RBI Monetary Policy: Industry Reactions - Funds
Sandeep Bagla, CEO Trust AMC:RBI has maintained accommodative stance, keeping all rates unchanged, vowing to keep conditions as supportive as possible to revive growth. Impact of second wave on inflation could be handled through supply side measures. The policy bodes well for financial assets as well as the real economy, growth and employment as RBI has again stated its resolve to maintain conducive conditions to support durable growth. The policy is pragmatic, at the same time progressive and preemptive in its approach.
Industry Reactions- Representative Body
Dr. Rajeev Singh, Director General, Indian Chamber of Commerce (ICC)
ICC highly appreciates Apex Bank’s decision to step up its efforts to ensure liquidity in the system with another G-SAP worth Rs. 1.2 lakh crore planned for this fiscal year. In addition to that, RBI has kept the repo rate unchanged at 4 per cent. Which, ICC feels shall further help home buyers. As prevailing low home loan rates are already enticing for homebuyers, with inflation set to be high and economic recovery slow due to surge of Covid, residential real estate will continue to attract investment as it is a safe-haven asset.
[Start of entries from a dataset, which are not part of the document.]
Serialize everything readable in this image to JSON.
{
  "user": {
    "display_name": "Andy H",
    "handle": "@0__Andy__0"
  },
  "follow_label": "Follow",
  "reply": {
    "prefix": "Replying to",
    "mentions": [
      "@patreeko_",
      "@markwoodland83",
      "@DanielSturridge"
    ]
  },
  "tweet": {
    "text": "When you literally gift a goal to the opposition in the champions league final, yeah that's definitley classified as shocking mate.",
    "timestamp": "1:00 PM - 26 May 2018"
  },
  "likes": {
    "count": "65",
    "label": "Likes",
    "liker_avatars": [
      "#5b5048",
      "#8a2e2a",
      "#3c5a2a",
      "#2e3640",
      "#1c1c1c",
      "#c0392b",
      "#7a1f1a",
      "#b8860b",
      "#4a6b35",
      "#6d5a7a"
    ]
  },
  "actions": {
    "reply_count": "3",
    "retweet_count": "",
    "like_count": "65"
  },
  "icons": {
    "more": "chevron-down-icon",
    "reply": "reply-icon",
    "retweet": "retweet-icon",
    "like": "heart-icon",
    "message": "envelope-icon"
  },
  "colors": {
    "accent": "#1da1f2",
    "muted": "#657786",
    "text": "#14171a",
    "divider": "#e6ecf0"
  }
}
Expert Reactions - Advisory Services
Kunal Valia, Advisor, Smart Beta and Index Strategies at Waterfield Advisors: Lower for Longer is the message from the Reserve Bank of India. The Central bank's focus on Growth over inflation continued from the last policy meet in April. During the current year so far, the RBI has undertaken regular OMOs and injected additional liquidity to the tune of Rs 36,545 crore (up to May 31) in addition to Rs 60,000 crore under G-SAP 1.0. RBI further announced bond purchases of Rs 40,000 crore under G-SAP 1.0 in June 2021. It has also been decided to undertake G-SAP 2.0 in Q2:2021-22 and conduct secondary market purchase operations of Rs 1.20 lakh crore to support the market.
Expert Reactions - Economist
Indranil Pan, Chief Economist at YES Bank: As was expected, there were no change in the headline monetary policy rates as also the stance. In his statement, the Governor acknowledges the growth risks and now projects a lower real GDP growth for the year at 9.5 percent. Inflation projections have been raised too. Given the current evolution of the growth-inflation dynamics, there was absolutely no scope for the RBI to change its policy rates. Instead, the RBI endeavoured to keep the system fluid with adequate liquidity and also targeting rescue operations for the most stressed sectors in the economy. Consequently, a liquidity window was opened up for the contact intensive sectors that continue to totter with the burden of the pandemic. SIDBI was provided with a special liquidity facility to on-lend to MSMEs, specially the smaller ones. To enable the government to borrow at attractive rates, another round of bond buying was announced under G-SAP 1.0 while a G-SAP 2.0 was announced. We think that over the current FY, the RBI will not have any leeway to change its interest rates to provide support to the economy. Instead, it will do whatever necessary to push credit and liquidity to the stressed areas of the economy so as to prevent erosion of the supply chains in the economy.